Quem tem sua voz impressa nas páginas dos grandes jornais ou seus rostos exibidos nas emissoras de televisão internacionais? Participar do comitê de imprensa da SOI pode não significar a completa subversão dos valores vigentes na grande mídia, mas simboliza – além de experimentar o exercício experimental do jornalismo – a prática profissional que queremos ter.
Neste contexto, o jornalista deve atentar para a linha editorial do veículo que representa, mas também precisa buscar a apuração correta e coerente dos fatos. Deve recorrer às mais diversas fontes e ter jogo de cintura suficiente para expressar nas entrelinhas aquilo que nem sempre pode ser dito abertamente – obedecendo aos seus próprios interesses políticos, econômicos e sociais.
Em jogo, estão discussões que englobam o contexto geopolítico de diversas nações. É função do jornalista fiscalizar a ação dos governos quanto a tais temas e até direcionar o rumo dos debates. Além de ser fundamental para a formação da opinião pública da comunidade internacional, é comum que assuntos importantes passem a ser pautados uma vez que são expostos através da mídia.

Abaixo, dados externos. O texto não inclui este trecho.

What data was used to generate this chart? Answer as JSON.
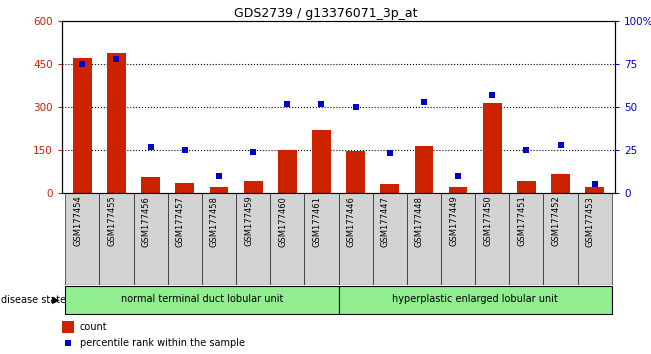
{
  "title": "GDS2739 / g13376071_3p_at",
  "samples": [
    "GSM177454",
    "GSM177455",
    "GSM177456",
    "GSM177457",
    "GSM177458",
    "GSM177459",
    "GSM177460",
    "GSM177461",
    "GSM177446",
    "GSM177447",
    "GSM177448",
    "GSM177449",
    "GSM177450",
    "GSM177451",
    "GSM177452",
    "GSM177453"
  ],
  "counts": [
    470,
    490,
    55,
    35,
    20,
    40,
    150,
    220,
    148,
    30,
    165,
    20,
    315,
    40,
    65,
    20
  ],
  "percentiles": [
    75,
    78,
    27,
    25,
    10,
    24,
    52,
    52,
    50,
    23,
    53,
    10,
    57,
    25,
    28,
    5
  ],
  "group1_label": "normal terminal duct lobular unit",
  "group2_label": "hyperplastic enlarged lobular unit",
  "group1_count": 8,
  "group2_count": 8,
  "bar_color": "#cc2200",
  "dot_color": "#0000cc",
  "bar_width": 0.55,
  "ylim_left": [
    0,
    600
  ],
  "ylim_right": [
    0,
    100
  ],
  "yticks_left": [
    0,
    150,
    300,
    450,
    600
  ],
  "yticks_right": [
    0,
    25,
    50,
    75,
    100
  ],
  "yticklabels_right": [
    "0",
    "25",
    "50",
    "75",
    "100%"
  ],
  "group_color": "#90ee90",
  "cell_color": "#d3d3d3",
  "bg_color": "#ffffff",
  "label_count": "count",
  "label_percentile": "percentile rank within the sample",
  "disease_state_label": "disease state"
}
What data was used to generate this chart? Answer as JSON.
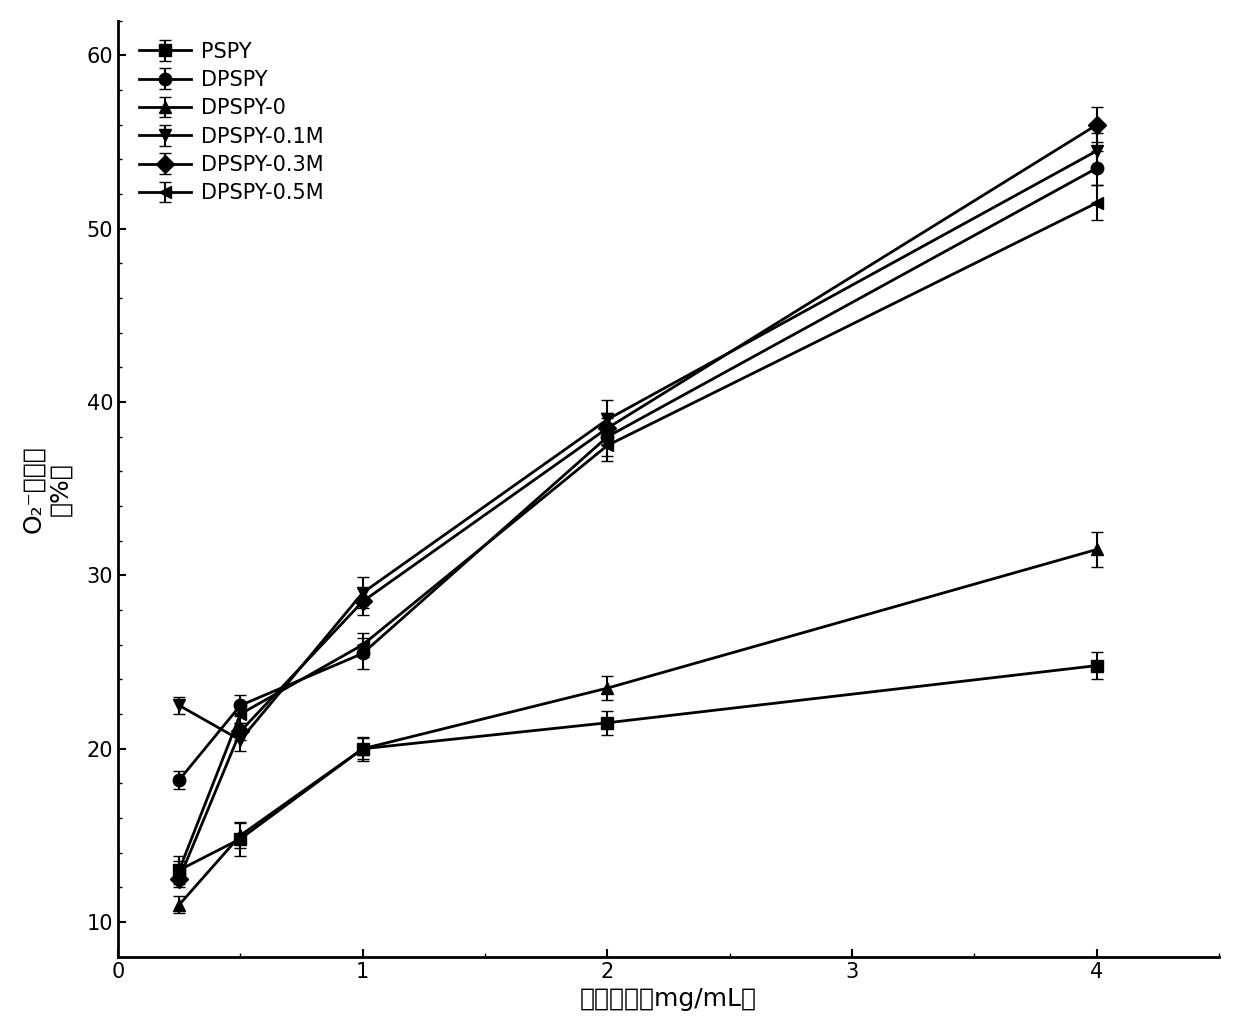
{
  "x": [
    0.25,
    0.5,
    1.0,
    2.0,
    4.0
  ],
  "series": {
    "PSPY": {
      "y": [
        13.0,
        14.8,
        20.0,
        21.5,
        24.8
      ],
      "yerr": [
        0.8,
        1.0,
        0.7,
        0.7,
        0.8
      ],
      "marker": "s",
      "label": "PSPY"
    },
    "DPSPY": {
      "y": [
        18.2,
        22.5,
        25.5,
        38.0,
        53.5
      ],
      "yerr": [
        0.5,
        0.6,
        0.9,
        1.1,
        1.0
      ],
      "marker": "o",
      "label": "DPSPY"
    },
    "DPSPY-0": {
      "y": [
        11.0,
        15.0,
        20.0,
        23.5,
        31.5
      ],
      "yerr": [
        0.5,
        0.7,
        0.6,
        0.7,
        1.0
      ],
      "marker": "^",
      "label": "DPSPY-0"
    },
    "DPSPY-0.1M": {
      "y": [
        22.5,
        20.5,
        29.0,
        39.0,
        54.5
      ],
      "yerr": [
        0.5,
        0.6,
        0.9,
        1.1,
        1.0
      ],
      "marker": "v",
      "label": "DPSPY-0.1M"
    },
    "DPSPY-0.3M": {
      "y": [
        12.5,
        21.0,
        28.5,
        38.5,
        56.0
      ],
      "yerr": [
        0.5,
        0.5,
        0.8,
        0.9,
        1.0
      ],
      "marker": "D",
      "label": "DPSPY-0.3M"
    },
    "DPSPY-0.5M": {
      "y": [
        13.0,
        22.0,
        26.0,
        37.5,
        51.5
      ],
      "yerr": [
        0.5,
        0.5,
        0.7,
        0.9,
        1.0
      ],
      "marker": "<",
      "label": "DPSPY-0.5M"
    }
  },
  "xlabel": "样品浓度（mg/mL）",
  "ylabel_line1": "O₂⁻清除率",
  "ylabel_line2": "（%）",
  "xlim": [
    0,
    4.5
  ],
  "ylim": [
    8,
    62
  ],
  "xticks": [
    0,
    1,
    2,
    3,
    4
  ],
  "yticks": [
    10,
    20,
    30,
    40,
    50,
    60
  ],
  "series_order": [
    "PSPY",
    "DPSPY",
    "DPSPY-0",
    "DPSPY-0.1M",
    "DPSPY-0.3M",
    "DPSPY-0.5M"
  ],
  "line_color": "#000000",
  "line_width": 2.0,
  "marker_size": 9,
  "capsize": 4,
  "elinewidth": 1.5,
  "legend_fontsize": 15,
  "axis_label_fontsize": 18,
  "tick_fontsize": 15,
  "minor_tick_count": 4
}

Na SOI, há o espaço óbvio para os relatos factuais da ação dos comitês, mas também se pretende a reflexão acerca de temas relevantes. É por isso que será aberto um espaço para artigos de opinião elaborados por especialistas que dizem respeito às pautas dos comitês internacionais.
Também será estimulada a experimentação multimídia, com conteúdos para jornal impresso, internet e audiovisual. Ainda devem ser feitas, durante o evento, coletivas de imprensa com a participação de vários veículos. É aí que perguntas bem elaboradas dos jornalistas são fundamentais para tentar mover a opinião pública. Se quiser, o repórter pode também tentar entrevistas exclusivas com as autoridades presentes.
Aí será capaz de dar maior credibilidade ao discurso dos Estados Unidos no Programa da ONU para o Desenvolvimento (PNUD) ou dar voz à nação cigana na Organização das Nações e Povos não Representados. É por isto que convocamos todos os aspirantes a repórteres internacionais para que esta SOI seja uma experiência inesquecível.